Disney gains after reporting that studio revenue grew 50% year over year

Key Points
  • Disney reported earnings and revenue that easily beat Wall Street forecasts.
  • The entertainment giant's studio business reported 50 percent year-over-year revenue growth.
  • The company also announced that its streaming service set to launch late next year will be called Disney+.
Disney CEO Bob Iger on earnings: ESPN had its best quarter in quite a while
Disney CEO Bob Iger on earnings: ESPN had its best quarter in quite a while

Walt Disney reported fiscal fourth-quarter earnings and revenue that easily topped analysts' expectations on Thursday.
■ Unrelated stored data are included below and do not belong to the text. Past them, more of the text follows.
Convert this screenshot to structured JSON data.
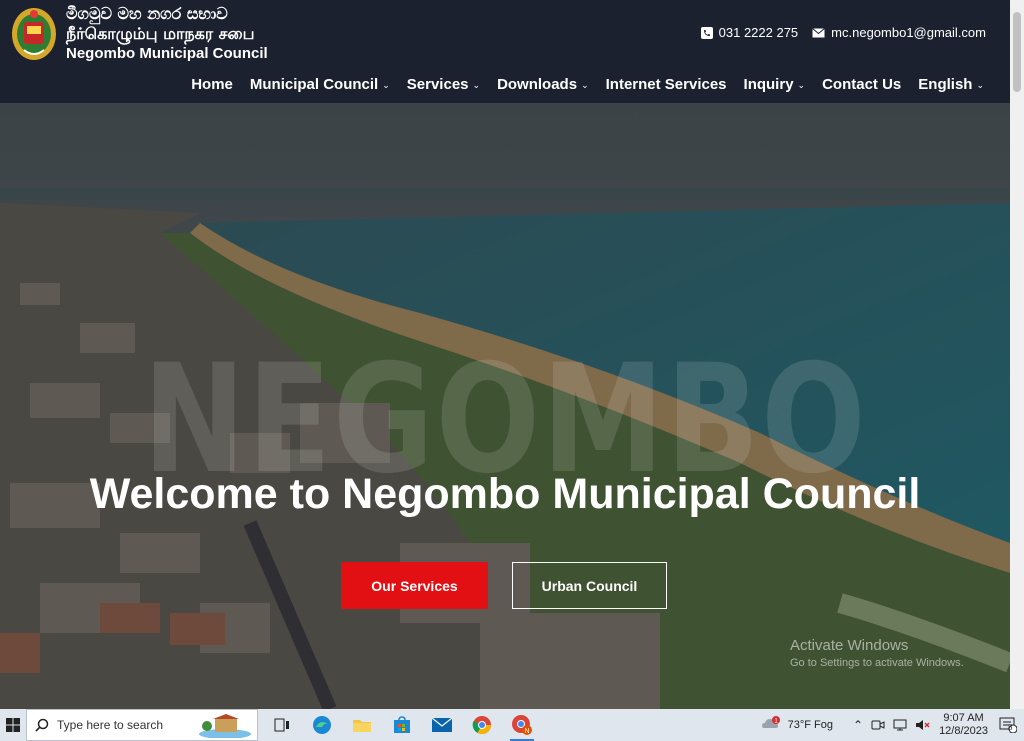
{
  "header": {
    "name_sinhala": "මීගමුව මහ නගර සභාව",
    "name_tamil": "நீர்கொழும்பு மாநகர சபை",
    "name_english": "Negombo Municipal Council",
    "phone": "031 2222 275",
    "email": "mc.negombo1@gmail.com"
  },
  "nav": {
    "items": [
      {
        "label": "Home",
        "dropdown": false
      },
      {
        "label": "Municipal Council",
        "dropdown": true
      },
      {
        "label": "Services",
        "dropdown": true
      },
      {
        "label": "Downloads",
        "dropdown": true
      },
      {
        "label": "Internet Services",
        "dropdown": false
      },
      {
        "label": "Inquiry",
        "dropdown": true
      },
      {
        "label": "Contact Us",
        "dropdown": false
      },
      {
        "label": "English",
        "dropdown": true
      }
    ]
  },
  "hero": {
    "watermark": "NEGOMBO",
    "title": "Welcome to Negombo Municipal Council",
    "primary_button": "Our Services",
    "secondary_button": "Urban Council"
  },
  "activation": {
    "title": "Activate Windows",
    "subtitle": "Go to Settings to activate Windows."
  },
  "taskbar": {
    "search_placeholder": "Type here to search",
    "weather": "73°F  Fog",
    "weather_badge": "1",
    "time": "9:07 AM",
    "date": "12/8/2023",
    "notification_count": "8",
    "apps": [
      "task-view-icon",
      "edge-icon",
      "file-explorer-icon",
      "store-icon",
      "mail-icon",
      "chrome-icon",
      "chrome-profile-icon"
    ]
  },
  "colors": {
    "header_bg": "#1c2130",
    "primary_button": "#e20f13"
  }
}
Here's how the company did compared with what Wall Street expected:

  • Earnings: $1.48 per share vs. $1.34 per share forecast by Refinitiv
    Revenue: $14.31 billion vs. $13.73 billion forecast by Refinitiv

In the year-ago quarter, Disney reported adjusted earnings of $1.07 per share on revenue of $12.78 billion.

Shares of Disney rose 2 percent in after-hours trade.

The company saw strength in its studio business where quarterly revenue grew 50 percent year over year. Disney said the growth was driven by "exceptional performance" of "Black Panther," "Star Wars: The Last Jedi," "Avengers: Infinity War" and "Incredibles 2."

Here's what each business unit reported in revenue compared with what analysts expected, according to StreetAccount consensus estimates:

  • Media and networks: $5.96 billion vs. $5.70 billion forecast by StreetAccount
  • Parks and resorts: $5.07 billion vs. $5.08 billion forecast by StreetAccount
  • Studio: $2.15 billion vs. $1.78 billion forecast by StreetAccount
  • Consumer and interactive: $1.12 billion vs. $1.16 billion forecast by StreetAccount

For the full year, Disney reported adjusted earnings of $7.08 per share on $59.43 billion in revenue. The Street had projected earnings of $6.94 per share on $58.87 billion in revenue, according to Refinitiv consensus estimates.

Disney's earnings come as investors continue to seek more information on the company's long-term vision for its various streaming investments as well as how it plans to integrate assets recently acquired from Twenty-First Century Fox.

Longtime CEO Bob Iger has said that the purpose of the Fox deal is to expand the entertainment giant's content library as Disney prepares to launch its own streaming service in 2019, which Iger announced Thursday would be named Disney+. That service will host Disney's family oriented programming, Iger said.

Through its acquisition of Fox assets, Disney has also doubled its stake in the streaming service Hulu.

In an interview with CNBC's Julia Boorstin, Iger said that Disney is "investing substantially in original content." While he said it was "premature" to say whether Disney would pursue acquiring the 40 percent of Hulu it does not own, Iger said Disney would certainly be interested if Comcast or Warner Media wanted to divest their stakes.

In a Thursday earnings call, Iger said that Disney sees an opportunity to increase investment in Hulu, particularly in its programming. He said the acquisition of Fox assets gives Disney rights to valuable intellectual property as well as a greater pool of talent, particularly in television.

"We aim to use the television production capabilities of the combined company to fuel Hulu with a lot more original programming, original programming that we feel will enable Hulu to compete even more aggressively in the marketplace," Iger said.

Hulu already has an advantage when it comes to demographics, Iger said. When you compare the demographics on Hulu with that of viewers of the same shows on traditional network television, Iger claimed that Hulu's audience can sometimes be 20 years younger.

"That's clearly attractive to advertisers, which I think has been somewhat underappreciated about Hulu in that it is a very strong play for advertisers because it can offer targeted ads and it has great demos and it's just a great user experience," he said.

Disney has been experimenting with over-the-top video offerings, as it works to adjust to changing consumer behavior. In April, Disney launched ESPN+ and surprised analysts by notching more than 1 million paid subscribers in just five months.

The company also said it was taking a $157 million write-down on its investment in Vice Media.

Disney shares have gained 7 percent so far this year, hitting a 52-week intraday high of $119.69 on Oct. 22.

Disclosure: Comcast is the owner of NBCUniversal, parent company of CNBC and Comcast is also a co-owner of Hulu.